No coração do concelho de Oeiras, onde o Tejo encontra o Atlântico, residem histórias e costumes que moldam a nossa identidade.
Vida Oeiras — quinta-feira, 5 de fevereiro de 2026
No coração do concelho de Oeiras, onde o Tejo encontra o Atlântico, residem histórias e costumes que moldam a nossa identidade. Hoje, mergulhamos numa das mais emblemáticas tradições que celebra a ligação profunda da nossa terra ao mar, um legado que continua a unir gerações e a colorir as nossas paisagens costeiras.
O que saber
Falamos das Festas de Nossa Senhora da Boa Viagem, uma celebração secular que tem o seu epicentro em Paço de Arcos. Esta tradição, enraizada na fé e na vida piscatória da região, é um tributo à padroeira dos homens do mar. Todos os anos, geralmente no final do verão ou início de setembro, a comunidade une-se para honrar a Virgem, pedindo proteção para aqueles que se fazem ao mar e agradecendo as suas dádivas. O ponto alto é a impressionante procissão marítima, onde a imagem da Nossa Senhora da Boa Viagem é levada em cortejo por embarcações engalanadas, abençoando as águas e os seus trabalhadores.
Porque é interessante para Oeiras
Esta festa é muito mais do que um evento religioso; é um espelho da alma de Oeiras. Ela recorda-nos a importância histórica da atividade piscatória para o desenvolvimento de localidades como Paço de Arcos e Caxias, e a resiliência das suas comunidades. É um momento de reencontro, de partilha e de afirmação da nossa herança cultural. Para os moradores de Algés, Linda-a-Velha ou Queijas, e para todos os que vivem no concelho, as Festas de Nossa Senhora da Boa Viagem representam uma memória coletiva, um elo com o passado que continua a vibrar no presente, reforçando o sentido de pertença e a riqueza das nossas tradições.
Um detalhe curioso
Um dos momentos mais tocantes e simbólicos da procissão marítima é a bênção das embarcações. À medida que o barco que transporta a imagem da Nossa Senhora da Boa Viagem passa, os pescadores e marítimos, a bordo dos seus próprios barcos, fazem soar as buzinas em sinal de respeito e gratidão, enquanto a imagem abençoa a frota e as águas. É uma cena de profunda emoção e fé, que sublinha a dependência e o respeito do homem pelo mar, e a esperança de um regresso seguro a casa.

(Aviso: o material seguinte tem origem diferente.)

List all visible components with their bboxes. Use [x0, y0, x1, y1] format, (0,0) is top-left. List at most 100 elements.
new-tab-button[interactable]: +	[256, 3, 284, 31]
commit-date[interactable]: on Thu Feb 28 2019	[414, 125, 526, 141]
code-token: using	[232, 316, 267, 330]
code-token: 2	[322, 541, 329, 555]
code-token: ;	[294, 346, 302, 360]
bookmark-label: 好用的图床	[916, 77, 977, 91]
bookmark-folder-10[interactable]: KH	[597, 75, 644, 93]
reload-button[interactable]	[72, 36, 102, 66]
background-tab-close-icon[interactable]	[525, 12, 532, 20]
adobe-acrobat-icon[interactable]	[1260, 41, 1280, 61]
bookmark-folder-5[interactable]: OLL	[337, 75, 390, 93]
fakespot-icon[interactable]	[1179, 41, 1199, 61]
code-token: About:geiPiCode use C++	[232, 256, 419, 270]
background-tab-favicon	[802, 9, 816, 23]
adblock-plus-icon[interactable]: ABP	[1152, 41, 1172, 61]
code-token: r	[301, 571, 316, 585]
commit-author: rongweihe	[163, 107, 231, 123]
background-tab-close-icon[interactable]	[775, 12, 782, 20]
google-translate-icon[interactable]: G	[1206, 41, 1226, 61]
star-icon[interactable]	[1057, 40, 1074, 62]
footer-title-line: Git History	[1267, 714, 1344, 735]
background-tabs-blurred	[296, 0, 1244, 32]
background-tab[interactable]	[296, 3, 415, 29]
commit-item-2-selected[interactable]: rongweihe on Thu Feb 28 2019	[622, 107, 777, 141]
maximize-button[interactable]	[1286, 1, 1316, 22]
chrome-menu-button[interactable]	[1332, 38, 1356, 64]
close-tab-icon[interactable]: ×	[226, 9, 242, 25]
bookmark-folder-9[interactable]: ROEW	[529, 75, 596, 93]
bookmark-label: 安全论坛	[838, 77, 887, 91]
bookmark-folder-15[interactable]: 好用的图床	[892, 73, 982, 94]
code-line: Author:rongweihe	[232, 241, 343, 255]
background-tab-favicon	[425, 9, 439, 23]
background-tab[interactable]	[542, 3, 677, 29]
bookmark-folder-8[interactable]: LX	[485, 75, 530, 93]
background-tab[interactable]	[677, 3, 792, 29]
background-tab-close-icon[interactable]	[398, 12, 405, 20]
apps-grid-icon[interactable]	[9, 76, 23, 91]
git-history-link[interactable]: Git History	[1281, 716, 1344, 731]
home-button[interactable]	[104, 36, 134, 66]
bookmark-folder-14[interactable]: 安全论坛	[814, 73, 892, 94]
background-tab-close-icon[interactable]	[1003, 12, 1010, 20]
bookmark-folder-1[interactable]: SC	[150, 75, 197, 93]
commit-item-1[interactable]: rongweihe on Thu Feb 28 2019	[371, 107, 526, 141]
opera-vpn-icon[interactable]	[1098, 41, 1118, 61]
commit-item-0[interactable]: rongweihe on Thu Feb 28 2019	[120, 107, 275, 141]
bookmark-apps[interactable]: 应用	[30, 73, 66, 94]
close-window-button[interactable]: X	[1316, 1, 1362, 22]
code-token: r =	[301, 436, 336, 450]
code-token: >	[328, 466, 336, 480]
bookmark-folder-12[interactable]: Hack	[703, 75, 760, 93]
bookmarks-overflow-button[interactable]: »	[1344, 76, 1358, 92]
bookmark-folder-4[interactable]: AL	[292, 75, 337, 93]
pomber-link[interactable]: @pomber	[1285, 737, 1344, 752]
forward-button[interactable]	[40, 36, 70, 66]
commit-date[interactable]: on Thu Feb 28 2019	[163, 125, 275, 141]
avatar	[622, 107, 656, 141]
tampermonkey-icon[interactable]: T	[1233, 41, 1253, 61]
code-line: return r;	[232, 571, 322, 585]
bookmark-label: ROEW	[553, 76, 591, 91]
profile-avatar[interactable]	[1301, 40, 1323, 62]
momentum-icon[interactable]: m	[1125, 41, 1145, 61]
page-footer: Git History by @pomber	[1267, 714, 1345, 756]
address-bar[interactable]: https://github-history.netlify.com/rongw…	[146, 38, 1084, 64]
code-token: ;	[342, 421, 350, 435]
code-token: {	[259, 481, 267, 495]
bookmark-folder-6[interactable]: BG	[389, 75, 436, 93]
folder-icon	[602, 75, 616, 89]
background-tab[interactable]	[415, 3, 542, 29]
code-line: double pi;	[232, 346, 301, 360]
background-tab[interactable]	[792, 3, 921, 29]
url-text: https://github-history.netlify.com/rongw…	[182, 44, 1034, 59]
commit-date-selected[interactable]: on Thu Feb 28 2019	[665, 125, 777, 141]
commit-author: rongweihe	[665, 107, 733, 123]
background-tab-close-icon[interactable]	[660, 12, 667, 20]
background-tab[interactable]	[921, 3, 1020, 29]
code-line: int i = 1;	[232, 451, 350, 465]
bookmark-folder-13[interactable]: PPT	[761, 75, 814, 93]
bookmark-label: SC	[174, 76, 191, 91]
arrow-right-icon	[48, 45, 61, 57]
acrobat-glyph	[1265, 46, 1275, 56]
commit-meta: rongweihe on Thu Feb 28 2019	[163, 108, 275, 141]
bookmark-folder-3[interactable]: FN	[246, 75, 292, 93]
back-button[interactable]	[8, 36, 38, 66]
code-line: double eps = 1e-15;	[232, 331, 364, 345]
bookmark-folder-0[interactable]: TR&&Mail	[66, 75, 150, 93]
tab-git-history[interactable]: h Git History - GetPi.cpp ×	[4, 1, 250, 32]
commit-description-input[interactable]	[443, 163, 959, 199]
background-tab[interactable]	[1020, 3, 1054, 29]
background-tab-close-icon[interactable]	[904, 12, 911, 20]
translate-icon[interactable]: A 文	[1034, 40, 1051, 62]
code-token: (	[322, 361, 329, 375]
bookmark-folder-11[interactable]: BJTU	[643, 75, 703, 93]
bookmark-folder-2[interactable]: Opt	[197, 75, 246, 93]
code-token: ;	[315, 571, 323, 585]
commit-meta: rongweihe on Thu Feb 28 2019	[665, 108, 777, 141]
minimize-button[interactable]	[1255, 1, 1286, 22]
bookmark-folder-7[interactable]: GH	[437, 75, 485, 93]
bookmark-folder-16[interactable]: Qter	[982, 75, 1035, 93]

Se fores lá / Como observar
Para vivenciar a atmosfera desta tradição, o ideal é visitar Paço de Arcos durante o período em que as festas costumam acontecer. Mesmo fora dessa época, pode-se sentir a ligação ao mar passeando pelo paredão, desde Caxias até Paço de Arcos, observando os barcos de pesca atracados e imaginando a azáfama de outros tempos. A Igreja Matriz de Paço de Arcos, onde a imagem da Nossa Senhora da Boa Viagem reside, é também um ponto de interesse que evoca a história e a devoção local.